Whitaker's shrew (Crocidura whitakeri) is a species of mammal in the family Soricidae. It is found in Western Sahara, Algeria, Morocco, Tunisia. Its natural habitats are subtropical or tropical dry shrubland, rocky and sandy coasts. It is a fairly common species and the International Union for Conservation of Nature has rated its conservation status as being of "least concern".

==Description==
The Whitaker's shrew is a small, pale shrew, with a head-and-body length averaging 61 mm and a tail averaging 33 mm. Its head and ears are larger than those of the greater white-toothed shrew (Crocidura russula). The fur is short and silky. The upper parts are buffy-brown speckled with white, the individual hairs having a grey shaft, a white band and brown tip. The underparts are whitish, the hairs being grey near the base and white near the tip. The feet are pale on both the upper and lower surfaces. The tail is pale above and white below.
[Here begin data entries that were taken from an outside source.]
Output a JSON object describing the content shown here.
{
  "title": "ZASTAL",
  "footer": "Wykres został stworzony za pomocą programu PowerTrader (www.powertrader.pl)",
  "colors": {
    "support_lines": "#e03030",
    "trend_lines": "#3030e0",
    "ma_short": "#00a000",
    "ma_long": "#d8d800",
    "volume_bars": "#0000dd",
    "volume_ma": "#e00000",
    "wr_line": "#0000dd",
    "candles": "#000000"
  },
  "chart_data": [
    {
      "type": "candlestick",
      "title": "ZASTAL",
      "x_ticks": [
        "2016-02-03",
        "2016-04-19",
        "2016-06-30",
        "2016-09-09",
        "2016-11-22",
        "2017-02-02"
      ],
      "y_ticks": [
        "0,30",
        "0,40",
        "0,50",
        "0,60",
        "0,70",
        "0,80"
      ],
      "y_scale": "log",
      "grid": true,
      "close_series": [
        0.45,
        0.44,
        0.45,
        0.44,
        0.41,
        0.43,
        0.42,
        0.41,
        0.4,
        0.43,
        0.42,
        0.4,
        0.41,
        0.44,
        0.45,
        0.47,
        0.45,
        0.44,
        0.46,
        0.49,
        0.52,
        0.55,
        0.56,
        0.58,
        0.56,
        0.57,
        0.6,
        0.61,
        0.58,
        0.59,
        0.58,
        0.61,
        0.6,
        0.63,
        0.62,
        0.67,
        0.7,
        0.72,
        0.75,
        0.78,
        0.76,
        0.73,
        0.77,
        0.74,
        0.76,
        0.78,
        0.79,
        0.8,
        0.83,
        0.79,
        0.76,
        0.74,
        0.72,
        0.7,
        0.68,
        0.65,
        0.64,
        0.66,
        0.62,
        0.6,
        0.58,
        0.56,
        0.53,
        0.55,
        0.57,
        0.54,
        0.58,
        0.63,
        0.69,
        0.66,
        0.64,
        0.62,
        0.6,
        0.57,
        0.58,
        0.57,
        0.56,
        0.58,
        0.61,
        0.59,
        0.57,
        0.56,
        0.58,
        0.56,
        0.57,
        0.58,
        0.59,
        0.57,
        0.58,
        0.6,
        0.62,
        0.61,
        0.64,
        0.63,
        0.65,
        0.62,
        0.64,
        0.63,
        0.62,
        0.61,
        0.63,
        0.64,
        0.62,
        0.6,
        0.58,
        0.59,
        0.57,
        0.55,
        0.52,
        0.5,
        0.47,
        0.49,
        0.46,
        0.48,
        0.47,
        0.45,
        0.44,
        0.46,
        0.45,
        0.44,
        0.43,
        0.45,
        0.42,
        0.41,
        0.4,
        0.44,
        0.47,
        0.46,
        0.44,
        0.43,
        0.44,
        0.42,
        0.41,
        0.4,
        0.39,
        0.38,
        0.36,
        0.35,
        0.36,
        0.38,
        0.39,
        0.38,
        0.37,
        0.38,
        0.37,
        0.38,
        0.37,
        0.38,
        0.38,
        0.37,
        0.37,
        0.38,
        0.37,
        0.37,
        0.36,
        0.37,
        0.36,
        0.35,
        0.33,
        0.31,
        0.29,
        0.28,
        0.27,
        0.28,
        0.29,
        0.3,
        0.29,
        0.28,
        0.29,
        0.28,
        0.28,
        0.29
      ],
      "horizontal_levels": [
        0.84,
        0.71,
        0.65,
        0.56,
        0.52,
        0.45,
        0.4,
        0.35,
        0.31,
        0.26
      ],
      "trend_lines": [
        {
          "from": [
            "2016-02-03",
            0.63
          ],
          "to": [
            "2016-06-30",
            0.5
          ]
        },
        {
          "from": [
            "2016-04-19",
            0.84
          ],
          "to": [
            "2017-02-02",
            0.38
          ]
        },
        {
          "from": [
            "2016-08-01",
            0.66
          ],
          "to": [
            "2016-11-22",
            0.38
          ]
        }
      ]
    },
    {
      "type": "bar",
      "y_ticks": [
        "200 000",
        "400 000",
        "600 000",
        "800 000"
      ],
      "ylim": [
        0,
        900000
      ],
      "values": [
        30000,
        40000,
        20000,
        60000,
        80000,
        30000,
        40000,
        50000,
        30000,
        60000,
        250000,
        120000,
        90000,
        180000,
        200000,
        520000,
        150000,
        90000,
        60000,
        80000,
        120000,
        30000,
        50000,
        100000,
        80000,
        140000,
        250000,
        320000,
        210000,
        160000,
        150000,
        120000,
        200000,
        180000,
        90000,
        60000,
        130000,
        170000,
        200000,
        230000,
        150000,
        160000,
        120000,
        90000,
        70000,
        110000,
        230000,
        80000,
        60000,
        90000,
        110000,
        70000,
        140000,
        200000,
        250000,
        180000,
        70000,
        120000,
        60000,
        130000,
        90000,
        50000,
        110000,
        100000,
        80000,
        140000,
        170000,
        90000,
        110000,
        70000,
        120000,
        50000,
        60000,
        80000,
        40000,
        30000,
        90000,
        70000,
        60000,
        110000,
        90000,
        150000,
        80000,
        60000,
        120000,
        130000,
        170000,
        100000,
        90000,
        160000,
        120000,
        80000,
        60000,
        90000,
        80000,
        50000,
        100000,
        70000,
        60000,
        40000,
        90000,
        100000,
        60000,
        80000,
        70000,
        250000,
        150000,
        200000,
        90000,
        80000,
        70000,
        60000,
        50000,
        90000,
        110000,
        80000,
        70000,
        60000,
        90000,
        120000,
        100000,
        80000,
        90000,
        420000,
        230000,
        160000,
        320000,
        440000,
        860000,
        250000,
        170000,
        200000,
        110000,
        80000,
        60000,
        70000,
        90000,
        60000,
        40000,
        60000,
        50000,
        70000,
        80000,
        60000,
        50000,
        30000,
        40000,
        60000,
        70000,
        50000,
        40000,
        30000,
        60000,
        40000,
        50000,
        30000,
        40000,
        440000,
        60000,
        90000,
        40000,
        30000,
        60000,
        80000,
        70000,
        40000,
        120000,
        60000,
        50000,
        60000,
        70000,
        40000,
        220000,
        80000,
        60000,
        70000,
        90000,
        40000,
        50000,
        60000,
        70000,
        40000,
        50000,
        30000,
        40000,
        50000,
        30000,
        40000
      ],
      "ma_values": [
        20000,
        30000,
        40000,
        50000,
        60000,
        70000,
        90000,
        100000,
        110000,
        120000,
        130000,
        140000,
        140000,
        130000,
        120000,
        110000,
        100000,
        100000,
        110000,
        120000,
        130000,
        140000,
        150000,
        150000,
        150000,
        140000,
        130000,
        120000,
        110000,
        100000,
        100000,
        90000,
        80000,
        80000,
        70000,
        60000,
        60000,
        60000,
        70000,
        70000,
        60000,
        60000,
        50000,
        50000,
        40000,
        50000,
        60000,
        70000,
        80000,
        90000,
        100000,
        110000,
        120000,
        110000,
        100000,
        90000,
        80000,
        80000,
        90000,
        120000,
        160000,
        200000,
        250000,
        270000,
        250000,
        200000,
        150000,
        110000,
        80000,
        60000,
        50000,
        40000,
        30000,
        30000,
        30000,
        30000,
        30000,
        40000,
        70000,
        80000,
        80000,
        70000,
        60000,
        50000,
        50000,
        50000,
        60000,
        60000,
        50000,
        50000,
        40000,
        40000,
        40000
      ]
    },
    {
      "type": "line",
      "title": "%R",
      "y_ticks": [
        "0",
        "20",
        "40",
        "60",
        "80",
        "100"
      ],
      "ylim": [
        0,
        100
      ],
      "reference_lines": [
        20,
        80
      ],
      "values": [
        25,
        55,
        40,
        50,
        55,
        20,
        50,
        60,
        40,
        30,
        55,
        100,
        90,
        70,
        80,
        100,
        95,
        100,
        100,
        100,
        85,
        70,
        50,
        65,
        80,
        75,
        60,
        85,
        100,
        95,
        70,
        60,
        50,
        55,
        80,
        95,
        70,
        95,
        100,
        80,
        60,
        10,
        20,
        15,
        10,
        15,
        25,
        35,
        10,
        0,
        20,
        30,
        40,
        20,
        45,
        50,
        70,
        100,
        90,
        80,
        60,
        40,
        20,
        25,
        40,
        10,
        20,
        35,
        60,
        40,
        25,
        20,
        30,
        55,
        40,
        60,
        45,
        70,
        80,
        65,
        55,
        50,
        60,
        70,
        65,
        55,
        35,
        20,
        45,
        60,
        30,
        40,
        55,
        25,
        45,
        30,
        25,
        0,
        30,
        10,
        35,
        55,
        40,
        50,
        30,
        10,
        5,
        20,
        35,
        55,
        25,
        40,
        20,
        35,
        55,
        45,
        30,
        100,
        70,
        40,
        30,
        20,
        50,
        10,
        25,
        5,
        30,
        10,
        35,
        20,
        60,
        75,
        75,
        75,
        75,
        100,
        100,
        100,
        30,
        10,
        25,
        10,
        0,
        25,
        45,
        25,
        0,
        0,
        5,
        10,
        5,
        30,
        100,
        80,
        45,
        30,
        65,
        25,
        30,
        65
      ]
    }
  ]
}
==Distribution and habitat==
Whitaker's shrew is native to Western Sahara, Morocco, Algeria and Tunisia. It is found from sea level to altitudes of 1800 m in the Atlas Mountains. It occurs in a range of habitats including stony and bare steppe, semi-deserts, areas with sparse scrubby vegetation and sandy coastal dunes. It is common on the Atlantic slopes of Morocco but rare on the coastal slopes of Algeria.

==Ecology==
Little is known of this shrew's habits, diet or reproduction. It is mainly nocturnal, taking shelter by day in rodent burrows and rock fissures. Its chief predator is the barn owl (Tyto alba), and its remains are often found in owl pellets. It is also preyed on by the pharaoh eagle-owl (Bubo ascalaphus), the tawny owl (Strix aluco) and the black-winged kite (Elanus caeruleus).